Film Review by Dean Duncan May 29, 2015

As in Shelly Duvall. (After you, friends at Wikipedia: http://bit.ly/1MgJkNB.) Huffy moralists—and there’s definitely a reason to be a moralist, and there are often reasons for huffing!—may well find things to be upset about in this long-running, wide-ranging, appealingly meandering and semi-sloppy series. Consider the extra-textual elaboration from this early episode. It’s a reminder that the source stories often weren’t originally for kids either: the king wanted a story read to him, until the fairy told the queen about a new game they could play. Nudge, nudge, wink, wink, said Eric Idle. That Monty Python sketch concerns crass vulgarity, and it’s pathetic or even poignant limitations. Is this crass or vulgar?
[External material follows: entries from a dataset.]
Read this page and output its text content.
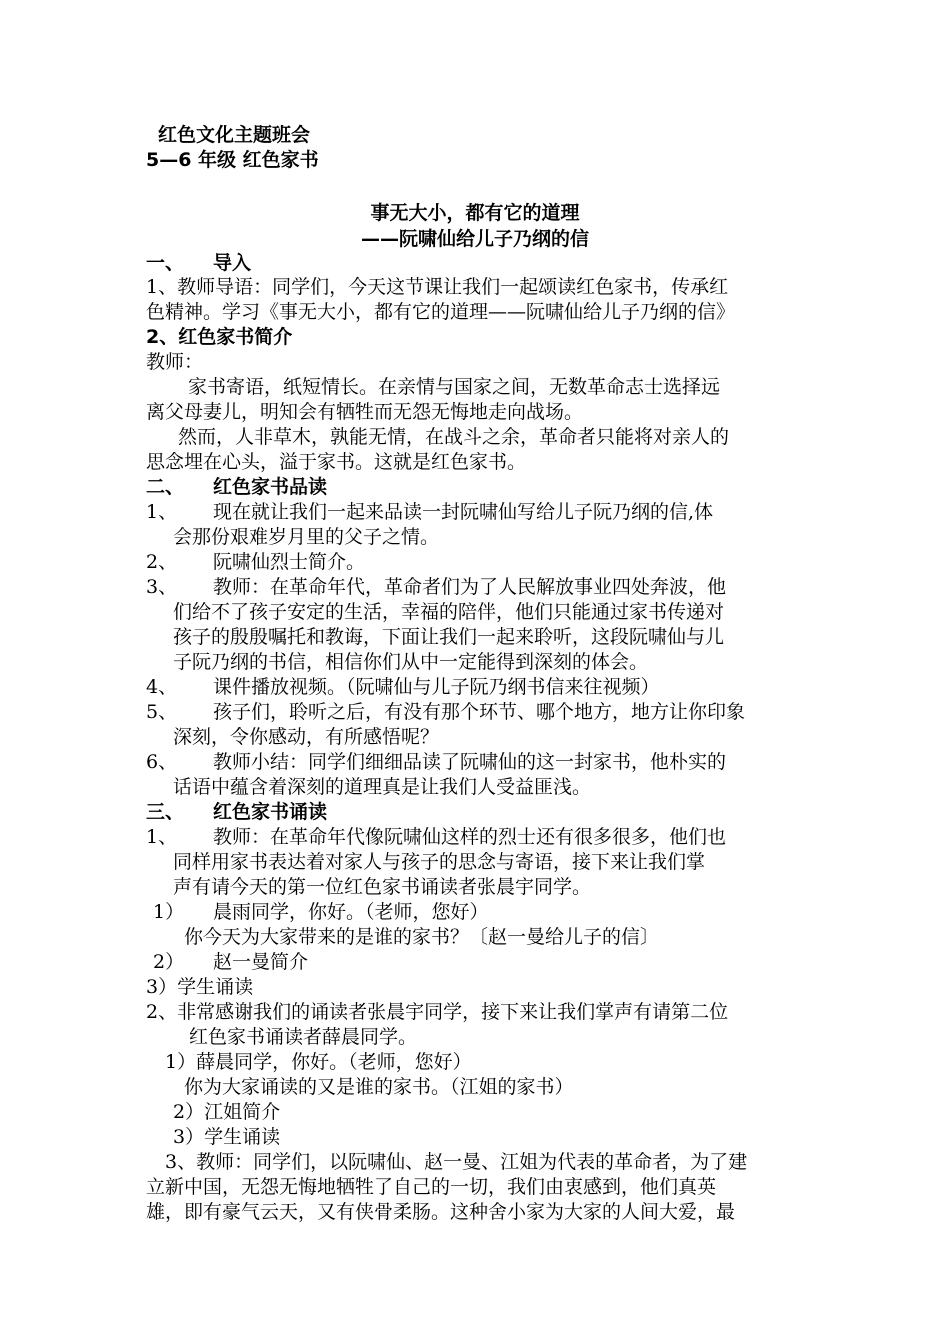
红色文化主题班会
5—6 年级 红色家书
事无大小，都有它的道理
——阮啸仙给儿子乃纲的信
一、 导入
1、教师导语：同学们，今天这节课让我们一起颂读红色家书，传承红
色精神。学习《事无大小，都有它的道理——阮啸仙给儿子乃纲的信》
2、红色家书简介
教师：
家书寄语，纸短情长。在亲情与国家之间，无数革命志士选择远
离父母妻儿，明知会有牺牲而无怨无悔地走向战场。
然而，人非草木，孰能无情，在战斗之余，革命者只能将对亲人的
思念埋在心头，溢于家书。这就是红色家书。
二、 红色家书品读
1、 现在就让我们一起来品读一封阮啸仙写给儿子阮乃纲的信,体
会那份艰难岁月里的父子之情。
2、 阮啸仙烈士简介。
3、 教师：在革命年代，革命者们为了人民解放事业四处奔波，他
们给不了孩子安定的生活，幸福的陪伴，他们只能通过家书传递对
孩子的殷殷嘱托和教诲，下面让我们一起来聆听，这段阮啸仙与儿
子阮乃纲的书信，相信你们从中一定能得到深刻的体会。
4、 课件播放视频。（阮啸仙与儿子阮乃纲书信来往视频）
5、 孩子们，聆听之后，有没有那个环节、哪个地方，地方让你印象
深刻，令你感动，有所感悟呢？
6、 教师小结：同学们细细品读了阮啸仙的这一封家书，他朴实的
话语中蕴含着深刻的道理真是让我们人受益匪浅。
三、 红色家书诵读
1、 教师：在革命年代像阮啸仙这样的烈士还有很多很多，他们也
同样用家书表达着对家人与孩子的思念与寄语，接下来让我们掌
声有请今天的第一位红色家书诵读者张晨宇同学。
1） 晨雨同学，你好。（老师，您好）
你今天为大家带来的是谁的家书？〔赵一曼给儿子的信〕
2） 赵一曼简介
3）学生诵读
2、非常感谢我们的诵读者张晨宇同学，接下来让我们掌声有请第二位
红色家书诵读者薛晨同学。
1）薛晨同学，你好。（老师，您好）
你为大家诵读的又是谁的家书。（江姐的家书）
2）江姐简介
3）学生诵读
3、教师：同学们，以阮啸仙、赵一曼、江姐为代表的革命者，为了建
立新中国，无怨无悔地牺牲了自己的一切，我们由衷感到，他们真英
雄，即有豪气云天，又有侠骨柔肠。这种舍小家为大家的人间大爱，最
That’s for each parent and, yes, child to decide. My answer? Not at all!  It strikes me rather that it’s pre-industrial, partaking of a quality that’s all over Chaucer, for instance. How would living with your parents and an increasing number of siblings, all in a one-room daubed cottage and with the livestock all blessedly breeding outside, effect your sense of morality and propriety? Hey kids, that extra-textual elaboration is where the princess comes from! And you besides, if the parent were to pursue the point. Very healthy, I say.

The prissily effeminate fairy with the beard is very funny.